Waste end avait entendu parler de la campagne Proximity (qui vise à encourager le développement durable sur le territoire de la ville) via le cabinet de l’échevin Xavier Desgain (Ecolo), en charge de la Transition écologique à Charleroi.  N’étant pas une association, la start-up ne pouvait pas poser sa candidature. L’équipe a alors rencontré le Resto du cœur, qui a posé sa candidature quand la Ville de Charleroi a lancé son appel à projets. Céline Pianini n’avait pas de grandes attentes, et ça a payé. « Notre dossier a été sélectionné. »

En cours d’installation

« Depuis quelques semaines, le matériel arrive », poursuit-elle. Les délais de livraison ont pris du retard avec la crise sanitaire et la guerre en Ukraine. Mais le broyeur est déjà là… L’installation est en cours de construction. La mise en route est prévue d’ici la fin juin. Mais le biogaz ne sera pas produit dans l’immédiat. « Il faut entre un mois et demi et deux mois pour que les bactéries atteignent leur maturité et digèrent les déchets introduits chaque jour », explique la directrice carolo. « Waste end, ce sont eux les spécialistes de la biométhanisation. Moi, j’apprends petit à petit. J’ai envie de voir jusqu’où on pourra aller. »

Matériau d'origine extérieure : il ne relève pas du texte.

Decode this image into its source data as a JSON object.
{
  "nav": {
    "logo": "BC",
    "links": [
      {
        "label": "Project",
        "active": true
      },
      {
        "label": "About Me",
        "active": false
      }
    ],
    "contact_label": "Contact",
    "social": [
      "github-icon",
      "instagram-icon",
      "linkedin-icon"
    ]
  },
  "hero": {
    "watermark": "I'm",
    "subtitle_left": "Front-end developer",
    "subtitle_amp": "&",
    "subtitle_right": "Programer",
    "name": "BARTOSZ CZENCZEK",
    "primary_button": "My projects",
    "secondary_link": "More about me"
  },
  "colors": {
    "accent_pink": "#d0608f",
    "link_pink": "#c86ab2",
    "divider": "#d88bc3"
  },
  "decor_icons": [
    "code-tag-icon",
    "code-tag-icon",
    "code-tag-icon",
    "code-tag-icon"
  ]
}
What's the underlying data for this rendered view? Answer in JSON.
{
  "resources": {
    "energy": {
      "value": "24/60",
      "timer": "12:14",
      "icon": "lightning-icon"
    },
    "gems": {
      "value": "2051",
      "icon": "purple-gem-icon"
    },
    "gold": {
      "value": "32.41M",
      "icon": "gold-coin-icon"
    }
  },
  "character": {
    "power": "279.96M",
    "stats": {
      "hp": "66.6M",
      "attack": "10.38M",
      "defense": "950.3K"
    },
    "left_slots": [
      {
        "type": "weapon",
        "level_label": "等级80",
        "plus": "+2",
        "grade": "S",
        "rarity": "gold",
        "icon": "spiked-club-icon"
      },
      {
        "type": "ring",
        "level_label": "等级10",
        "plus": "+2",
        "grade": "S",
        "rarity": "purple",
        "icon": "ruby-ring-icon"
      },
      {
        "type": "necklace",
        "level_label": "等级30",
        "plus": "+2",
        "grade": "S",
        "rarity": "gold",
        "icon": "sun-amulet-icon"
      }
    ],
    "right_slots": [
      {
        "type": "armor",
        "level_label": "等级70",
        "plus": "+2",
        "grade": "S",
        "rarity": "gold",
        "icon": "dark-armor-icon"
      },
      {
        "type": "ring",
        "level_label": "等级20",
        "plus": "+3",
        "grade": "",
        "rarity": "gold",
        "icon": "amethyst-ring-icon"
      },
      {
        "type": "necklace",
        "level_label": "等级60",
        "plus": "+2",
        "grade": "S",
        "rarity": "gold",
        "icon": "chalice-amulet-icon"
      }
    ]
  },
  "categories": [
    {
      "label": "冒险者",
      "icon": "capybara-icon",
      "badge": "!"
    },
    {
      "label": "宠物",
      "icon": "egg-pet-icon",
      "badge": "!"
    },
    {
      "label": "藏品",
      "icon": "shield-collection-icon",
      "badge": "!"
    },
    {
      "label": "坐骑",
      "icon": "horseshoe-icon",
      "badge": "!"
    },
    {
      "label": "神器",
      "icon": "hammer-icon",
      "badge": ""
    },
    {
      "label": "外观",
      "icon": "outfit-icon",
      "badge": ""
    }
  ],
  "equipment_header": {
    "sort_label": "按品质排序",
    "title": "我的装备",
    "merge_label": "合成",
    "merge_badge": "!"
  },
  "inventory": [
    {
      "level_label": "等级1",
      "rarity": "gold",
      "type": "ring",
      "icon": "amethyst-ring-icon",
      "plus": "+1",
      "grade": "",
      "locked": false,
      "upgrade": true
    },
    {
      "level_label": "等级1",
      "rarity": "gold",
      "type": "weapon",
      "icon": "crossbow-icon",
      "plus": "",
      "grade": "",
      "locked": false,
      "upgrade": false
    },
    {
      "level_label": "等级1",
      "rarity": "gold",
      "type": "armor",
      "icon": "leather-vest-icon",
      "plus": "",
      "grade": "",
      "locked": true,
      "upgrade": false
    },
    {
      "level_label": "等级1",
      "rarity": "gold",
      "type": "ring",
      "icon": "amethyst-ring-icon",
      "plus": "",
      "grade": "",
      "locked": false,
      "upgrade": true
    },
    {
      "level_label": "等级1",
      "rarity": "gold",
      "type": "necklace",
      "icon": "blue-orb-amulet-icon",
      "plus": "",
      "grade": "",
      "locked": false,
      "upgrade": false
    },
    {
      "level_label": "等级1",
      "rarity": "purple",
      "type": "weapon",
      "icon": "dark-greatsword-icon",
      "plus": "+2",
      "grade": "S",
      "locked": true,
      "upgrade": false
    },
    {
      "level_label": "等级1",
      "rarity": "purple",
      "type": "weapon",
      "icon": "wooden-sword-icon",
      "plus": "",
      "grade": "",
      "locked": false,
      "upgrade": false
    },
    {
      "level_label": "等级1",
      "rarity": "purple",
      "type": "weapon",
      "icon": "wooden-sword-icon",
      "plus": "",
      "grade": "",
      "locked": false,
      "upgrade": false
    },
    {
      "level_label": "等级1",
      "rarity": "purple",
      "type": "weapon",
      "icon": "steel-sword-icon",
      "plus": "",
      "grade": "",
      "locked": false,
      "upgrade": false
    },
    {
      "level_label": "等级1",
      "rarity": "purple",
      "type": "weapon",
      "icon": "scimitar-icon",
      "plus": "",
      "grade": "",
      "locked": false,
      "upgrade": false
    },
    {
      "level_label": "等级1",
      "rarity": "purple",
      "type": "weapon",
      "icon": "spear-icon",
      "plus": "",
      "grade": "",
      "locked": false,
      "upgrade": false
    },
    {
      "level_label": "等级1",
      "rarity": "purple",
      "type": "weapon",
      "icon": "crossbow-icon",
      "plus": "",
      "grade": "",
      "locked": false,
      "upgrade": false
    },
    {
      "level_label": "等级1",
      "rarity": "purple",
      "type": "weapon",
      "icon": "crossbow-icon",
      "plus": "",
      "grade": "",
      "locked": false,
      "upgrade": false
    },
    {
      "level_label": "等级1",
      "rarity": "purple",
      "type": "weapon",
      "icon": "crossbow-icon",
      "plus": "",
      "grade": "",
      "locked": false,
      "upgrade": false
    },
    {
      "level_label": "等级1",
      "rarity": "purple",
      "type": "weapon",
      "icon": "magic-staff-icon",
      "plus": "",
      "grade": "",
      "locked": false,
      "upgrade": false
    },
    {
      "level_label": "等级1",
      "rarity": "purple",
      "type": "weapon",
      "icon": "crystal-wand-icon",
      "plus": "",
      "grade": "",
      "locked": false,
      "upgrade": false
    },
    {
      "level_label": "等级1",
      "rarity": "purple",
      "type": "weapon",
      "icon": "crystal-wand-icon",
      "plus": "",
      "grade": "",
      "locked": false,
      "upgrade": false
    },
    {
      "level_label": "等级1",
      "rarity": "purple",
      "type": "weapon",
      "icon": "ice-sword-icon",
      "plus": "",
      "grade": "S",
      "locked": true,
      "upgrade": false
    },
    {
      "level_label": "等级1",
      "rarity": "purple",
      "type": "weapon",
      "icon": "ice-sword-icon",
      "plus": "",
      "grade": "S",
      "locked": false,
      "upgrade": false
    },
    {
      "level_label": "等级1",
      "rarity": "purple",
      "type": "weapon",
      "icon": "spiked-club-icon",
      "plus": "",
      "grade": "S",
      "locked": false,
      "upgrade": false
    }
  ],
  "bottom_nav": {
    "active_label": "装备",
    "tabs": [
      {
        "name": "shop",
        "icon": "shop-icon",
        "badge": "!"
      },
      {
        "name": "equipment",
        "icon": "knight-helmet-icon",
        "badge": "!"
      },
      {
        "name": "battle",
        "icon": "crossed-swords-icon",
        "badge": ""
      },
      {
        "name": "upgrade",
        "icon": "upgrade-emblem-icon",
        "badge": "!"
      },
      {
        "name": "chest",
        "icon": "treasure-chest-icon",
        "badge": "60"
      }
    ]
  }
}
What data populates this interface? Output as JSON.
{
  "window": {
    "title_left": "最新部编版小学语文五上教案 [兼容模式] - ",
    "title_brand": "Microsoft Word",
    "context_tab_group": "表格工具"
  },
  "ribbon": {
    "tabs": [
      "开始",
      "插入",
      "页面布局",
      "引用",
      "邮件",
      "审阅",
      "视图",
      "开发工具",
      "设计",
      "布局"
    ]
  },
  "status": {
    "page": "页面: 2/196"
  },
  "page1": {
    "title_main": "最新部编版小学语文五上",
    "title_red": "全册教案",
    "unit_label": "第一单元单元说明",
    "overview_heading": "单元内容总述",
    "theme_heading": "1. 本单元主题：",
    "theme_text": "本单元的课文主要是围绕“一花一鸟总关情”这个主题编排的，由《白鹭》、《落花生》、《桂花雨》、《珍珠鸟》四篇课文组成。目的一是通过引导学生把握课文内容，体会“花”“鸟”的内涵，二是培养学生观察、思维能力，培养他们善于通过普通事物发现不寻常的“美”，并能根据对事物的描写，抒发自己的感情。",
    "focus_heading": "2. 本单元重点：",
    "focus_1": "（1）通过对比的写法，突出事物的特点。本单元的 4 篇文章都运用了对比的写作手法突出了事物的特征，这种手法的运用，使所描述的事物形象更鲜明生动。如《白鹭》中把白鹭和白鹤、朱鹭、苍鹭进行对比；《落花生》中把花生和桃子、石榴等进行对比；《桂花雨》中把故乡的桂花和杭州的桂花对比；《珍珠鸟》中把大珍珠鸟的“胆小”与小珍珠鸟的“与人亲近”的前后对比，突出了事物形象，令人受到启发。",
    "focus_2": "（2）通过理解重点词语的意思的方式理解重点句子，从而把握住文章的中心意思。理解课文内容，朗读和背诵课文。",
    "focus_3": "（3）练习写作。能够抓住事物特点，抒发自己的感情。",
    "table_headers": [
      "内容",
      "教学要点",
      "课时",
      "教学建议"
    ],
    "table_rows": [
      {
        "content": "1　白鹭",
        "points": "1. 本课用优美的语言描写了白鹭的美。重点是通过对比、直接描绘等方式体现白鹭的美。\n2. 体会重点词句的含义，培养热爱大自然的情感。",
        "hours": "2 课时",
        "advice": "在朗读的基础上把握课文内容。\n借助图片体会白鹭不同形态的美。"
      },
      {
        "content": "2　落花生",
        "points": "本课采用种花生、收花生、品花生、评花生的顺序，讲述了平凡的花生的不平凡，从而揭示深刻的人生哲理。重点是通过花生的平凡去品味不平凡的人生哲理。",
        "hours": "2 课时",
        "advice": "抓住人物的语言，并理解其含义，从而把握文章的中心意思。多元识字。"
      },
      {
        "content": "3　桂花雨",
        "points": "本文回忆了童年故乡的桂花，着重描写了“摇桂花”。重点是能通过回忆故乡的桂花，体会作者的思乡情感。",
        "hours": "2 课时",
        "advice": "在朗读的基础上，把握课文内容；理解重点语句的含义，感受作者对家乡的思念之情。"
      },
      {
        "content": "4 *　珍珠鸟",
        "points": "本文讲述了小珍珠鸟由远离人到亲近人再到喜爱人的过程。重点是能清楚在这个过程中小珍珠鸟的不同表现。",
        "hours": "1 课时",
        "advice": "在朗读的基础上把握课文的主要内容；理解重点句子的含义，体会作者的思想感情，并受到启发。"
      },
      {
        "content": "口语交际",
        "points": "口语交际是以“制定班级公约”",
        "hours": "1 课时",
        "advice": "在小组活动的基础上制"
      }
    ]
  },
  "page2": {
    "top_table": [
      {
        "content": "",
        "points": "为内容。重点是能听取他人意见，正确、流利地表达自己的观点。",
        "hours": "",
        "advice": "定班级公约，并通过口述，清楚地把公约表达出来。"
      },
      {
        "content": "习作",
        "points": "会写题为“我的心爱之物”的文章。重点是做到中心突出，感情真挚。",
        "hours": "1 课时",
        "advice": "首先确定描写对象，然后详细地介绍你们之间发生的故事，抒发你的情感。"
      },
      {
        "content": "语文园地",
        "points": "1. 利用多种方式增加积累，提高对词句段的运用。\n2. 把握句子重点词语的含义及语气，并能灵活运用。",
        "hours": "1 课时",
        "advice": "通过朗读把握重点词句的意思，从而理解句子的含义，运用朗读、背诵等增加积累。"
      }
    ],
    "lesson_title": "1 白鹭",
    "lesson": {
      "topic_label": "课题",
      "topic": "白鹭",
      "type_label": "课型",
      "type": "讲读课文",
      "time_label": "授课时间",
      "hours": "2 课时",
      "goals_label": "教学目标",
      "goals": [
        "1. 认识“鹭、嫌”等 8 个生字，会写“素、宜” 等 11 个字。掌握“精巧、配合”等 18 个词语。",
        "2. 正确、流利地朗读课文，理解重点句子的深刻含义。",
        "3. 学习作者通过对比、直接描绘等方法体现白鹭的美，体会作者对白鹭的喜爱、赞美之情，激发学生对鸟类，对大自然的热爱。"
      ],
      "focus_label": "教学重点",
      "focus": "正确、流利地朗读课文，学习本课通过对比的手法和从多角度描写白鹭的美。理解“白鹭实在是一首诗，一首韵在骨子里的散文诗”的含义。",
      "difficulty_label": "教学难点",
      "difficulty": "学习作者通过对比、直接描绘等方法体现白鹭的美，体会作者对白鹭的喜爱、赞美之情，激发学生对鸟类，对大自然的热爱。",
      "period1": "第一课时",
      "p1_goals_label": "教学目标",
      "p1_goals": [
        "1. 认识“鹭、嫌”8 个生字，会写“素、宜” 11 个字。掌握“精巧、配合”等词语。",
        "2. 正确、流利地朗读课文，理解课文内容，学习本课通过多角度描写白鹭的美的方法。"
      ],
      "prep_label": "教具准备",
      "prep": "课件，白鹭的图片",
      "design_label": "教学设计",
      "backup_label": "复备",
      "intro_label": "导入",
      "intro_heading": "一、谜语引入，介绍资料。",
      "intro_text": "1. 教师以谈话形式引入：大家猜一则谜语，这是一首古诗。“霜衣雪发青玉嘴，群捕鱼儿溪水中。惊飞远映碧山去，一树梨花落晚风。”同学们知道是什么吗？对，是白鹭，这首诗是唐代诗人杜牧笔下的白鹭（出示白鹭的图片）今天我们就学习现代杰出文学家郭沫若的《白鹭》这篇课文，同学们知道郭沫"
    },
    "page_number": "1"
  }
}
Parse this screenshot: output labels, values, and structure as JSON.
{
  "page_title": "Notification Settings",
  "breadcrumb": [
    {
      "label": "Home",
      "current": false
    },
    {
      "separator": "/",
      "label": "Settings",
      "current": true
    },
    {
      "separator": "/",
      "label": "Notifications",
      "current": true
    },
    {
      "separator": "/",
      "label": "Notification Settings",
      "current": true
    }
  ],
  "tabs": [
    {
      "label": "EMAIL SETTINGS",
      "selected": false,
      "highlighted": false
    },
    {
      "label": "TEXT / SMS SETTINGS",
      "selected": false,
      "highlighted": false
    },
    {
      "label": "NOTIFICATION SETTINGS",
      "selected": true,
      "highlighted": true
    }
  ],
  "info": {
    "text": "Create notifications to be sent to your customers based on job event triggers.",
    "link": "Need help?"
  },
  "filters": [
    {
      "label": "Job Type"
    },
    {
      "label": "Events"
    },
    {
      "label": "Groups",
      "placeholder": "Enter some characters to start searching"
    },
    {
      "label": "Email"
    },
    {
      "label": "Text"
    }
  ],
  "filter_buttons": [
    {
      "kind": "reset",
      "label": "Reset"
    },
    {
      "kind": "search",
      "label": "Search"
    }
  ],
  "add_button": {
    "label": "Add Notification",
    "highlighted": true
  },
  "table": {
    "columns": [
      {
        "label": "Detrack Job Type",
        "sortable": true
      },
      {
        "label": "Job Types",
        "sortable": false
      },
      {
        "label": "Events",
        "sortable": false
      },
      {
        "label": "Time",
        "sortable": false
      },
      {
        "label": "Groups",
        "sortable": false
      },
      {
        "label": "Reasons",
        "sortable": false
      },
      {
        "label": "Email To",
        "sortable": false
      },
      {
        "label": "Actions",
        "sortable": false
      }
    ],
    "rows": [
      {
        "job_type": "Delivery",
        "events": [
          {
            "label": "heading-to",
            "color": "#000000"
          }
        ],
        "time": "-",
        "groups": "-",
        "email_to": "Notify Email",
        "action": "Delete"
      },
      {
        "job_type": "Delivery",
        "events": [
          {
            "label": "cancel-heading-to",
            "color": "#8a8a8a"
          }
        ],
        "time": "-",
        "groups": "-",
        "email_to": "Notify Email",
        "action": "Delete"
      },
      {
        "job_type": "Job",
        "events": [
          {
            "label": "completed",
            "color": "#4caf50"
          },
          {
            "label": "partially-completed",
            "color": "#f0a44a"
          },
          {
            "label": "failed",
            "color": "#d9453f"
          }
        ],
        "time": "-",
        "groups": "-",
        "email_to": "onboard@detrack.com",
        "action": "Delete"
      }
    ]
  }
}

Le fameux broyeux développé par Waste End pour le Resto du coeur de Charleroi (Jessica Collini)

Si le prototype fonctionne bien, Céline Pianini a pour objectif d’alimenter tous les appareils en biogaz. Du moins, ceux déjà approvisionnés en gaz de ville. « Une partie de la cuisine est alimentée par de l’électricité, et l’autre par du gaz », précise-t-elle. À  long terme, la directrice souhaiterait que la sauteuse, l’appareil le plus énergivore de la cuisine, passe au biogaz. Cette sauteuse est indispensable. « Nous y réalisons des plats mijotés, des carbonnades, du chili con carne, de la sauce  bolognaise… »  C’est donc un appareil très utilisé. Il est d’autant plus important qu’il soit alimenté au biogaz. « Nos chauffagistes y ont déjà regardé, c’est envisageable. » Le Resto du cœur de Charleroi distribue 275 repas par jour, rappelle-t-elle.

La Fédération des Restos du cœur de Belgique est curieuse de voir le résultat. D’autres Restos aussi.  À Charleroi, la soupe servira de test. Avec 30 kilos de déchets alimentaires, l’équipe sera en mesure de préparer environ 40 litres de soupe par jour. À  l’heure actuelle, les deux cuves ne sont pas encore installées. Les déchets seront versés plus tard dans ces mêmes cuves. D’habitude, l’installation est mise à l’extérieur. Au Resto du cœur, elle sera au sous-sol, et c’est une première. « Les pompiers nous ont épaulés pour que l’installation soit sécurisée. Ils sont déjà venus, et  reviendront avant la mise en route. Il fallait tout un système de protection avec des parois coupe-feu, un système d’alarme en cas de fuite, … »

Contre le gaspillage

Mais la biométhanisation, c’est quoi ?  Lola Brousmiche, cofondatrice de Waste end, prend l’exemple de l’estomac d’une vache. « Ce sont les mêmes bactéries qu’on va retrouver dans son système digestif. »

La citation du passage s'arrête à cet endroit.